Rated 1 out of 5 stars

Following this report: <https://addons.mozilla.org/en-US/firefox/addon/quickdrag/reviews/344023/>, I checked the code and found a fantastic comment:

//Advertising is disabled for a one week period if that period has elapsed reset the marketing setting

And indeed the code does just that.

The option is also not documented at all, so no user can make an educated choice about whether to enable it or not. Nobody can know if or what data is sent, why, and to whom without looking at the code or network traffic. Without digging too much, I believe it modifies pages on certain sites (Yahoo and Youtube) to add undesired advertisement from iicdn.com. It also generates and stores a UUID for the user, which it only sends on first run to their server, supposedly to track how many unique users have the option enabled.

Note that as of september 2013, their website (http://www.quickdrag.com/) seems down, but looking at data from archive.org, it seems as though the server behind this domain always redirected to its Mozilla's addon page. No luck there. The author's website at <http://code.kliu.org/> provides no information either.
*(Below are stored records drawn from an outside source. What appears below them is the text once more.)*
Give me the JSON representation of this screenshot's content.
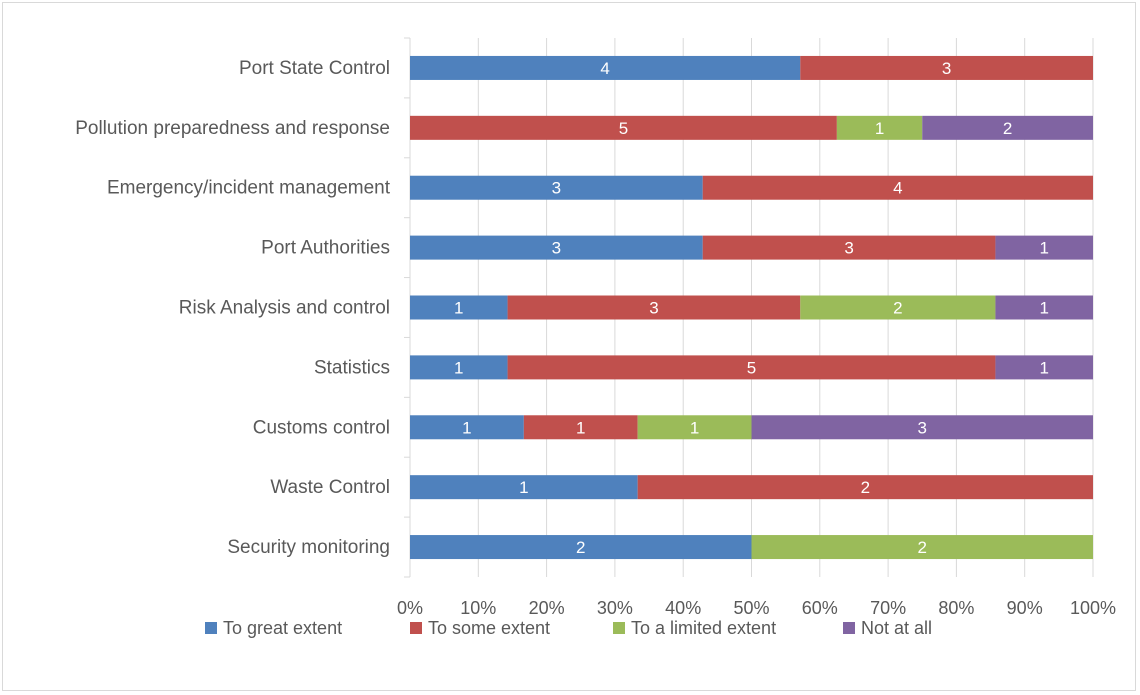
{
  "chart_data": {
    "type": "bar",
    "orientation": "horizontal",
    "stacking": "percent",
    "categories": [
      "Port State Control",
      "Pollution preparedness and response",
      "Emergency/incident management",
      "Port Authorities",
      "Risk Analysis and control",
      "Statistics",
      "Customs control",
      "Waste Control",
      "Security monitoring"
    ],
    "series": [
      {
        "name": "To great extent",
        "color": "#4f81bd",
        "values": [
          4,
          0,
          3,
          3,
          1,
          1,
          1,
          1,
          2
        ]
      },
      {
        "name": "To some extent",
        "color": "#c0504d",
        "values": [
          3,
          5,
          4,
          3,
          3,
          5,
          1,
          2,
          0
        ]
      },
      {
        "name": "To a limited extent",
        "color": "#9bbb59",
        "values": [
          0,
          1,
          0,
          0,
          2,
          0,
          1,
          0,
          2
        ]
      },
      {
        "name": "Not at all",
        "color": "#8064a2",
        "values": [
          0,
          2,
          0,
          1,
          1,
          1,
          3,
          0,
          0
        ]
      }
    ],
    "x_ticks": [
      "0%",
      "10%",
      "20%",
      "30%",
      "40%",
      "50%",
      "60%",
      "70%",
      "80%",
      "90%",
      "100%"
    ],
    "xlim": [
      0,
      100
    ],
    "grid": true,
    "legend_position": "bottom",
    "title": "",
    "xlabel": "",
    "ylabel": ""
  }
}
It's also an "opt-out" scheme (if we ignore the fact that they don't respect it for more than a week), where I believe it really should be opt-in. At the very least, users should be offered a choice before enabling the feature after installation.

In my opinion, this is a very lame tactic (it's almost malware at this point), and Mozilla should take ten minutes to review the code, and either force the developers to make changes or simply ban the add-on. It's a very small extension (albeit very useful), so I wouldn't worry too much: somebody will reimplement it better.